Brandon Heath
“I’ve been thinking about heaven a lot.”
That’s the first thing Brandon Heath reveals when he sits down to talk about his eighth studio record, The Ache. It makes sense considering the events that have unfolded in the award-winning artist’s life. Shortly after he started work on the new 12-track collection – his second LP with Centricity Music – his mother entered palliative care. Knowing a goodbye was imminent, the Platinum-selling singer found himself wrestling with a certain ache he’s experienced only a few times in his life.
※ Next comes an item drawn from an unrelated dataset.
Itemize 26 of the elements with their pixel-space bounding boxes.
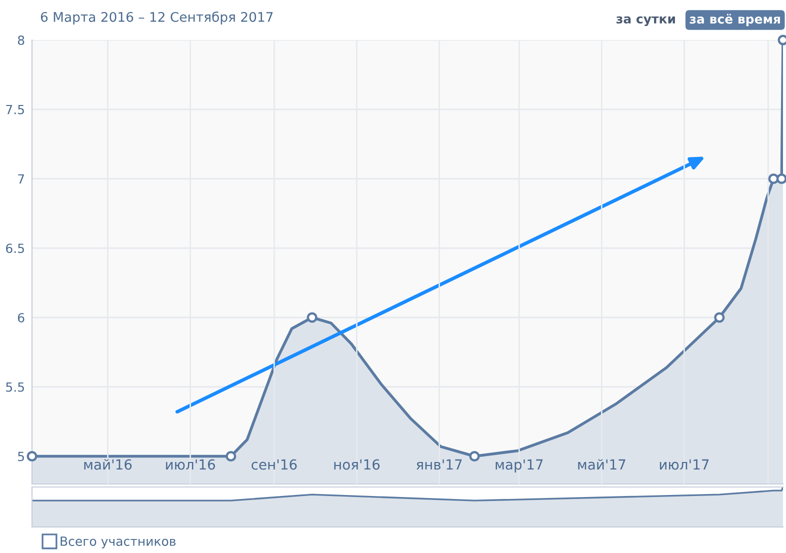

He first felt the sensation shortly after his parents divorced when he was three. While his single mom worked, he spent a lot of time at a babysitter’s house, and Heath vividly recalls a patch of grass in her yard where he could see a motel in the distance where his father was employed.
In truth, holding the tension of loss and longing, The Ache as a whole solidifies what’s most important to Heath – his family, his faith, his community and his ultimate belief that there is life after death. Perhaps the biggest lesson the album teaches is that the intrinsic ache we all experience this side of heaven points us to the things that matter most.
“It feels like a thing that God put in us. It’s this ability to feel connected to people,” he remarks of the emotion he’s tried his best to articulate, adding, “This has been my season of sorrow, but it helps me to engage with it just by writing about it. That’s what music has always done for me.”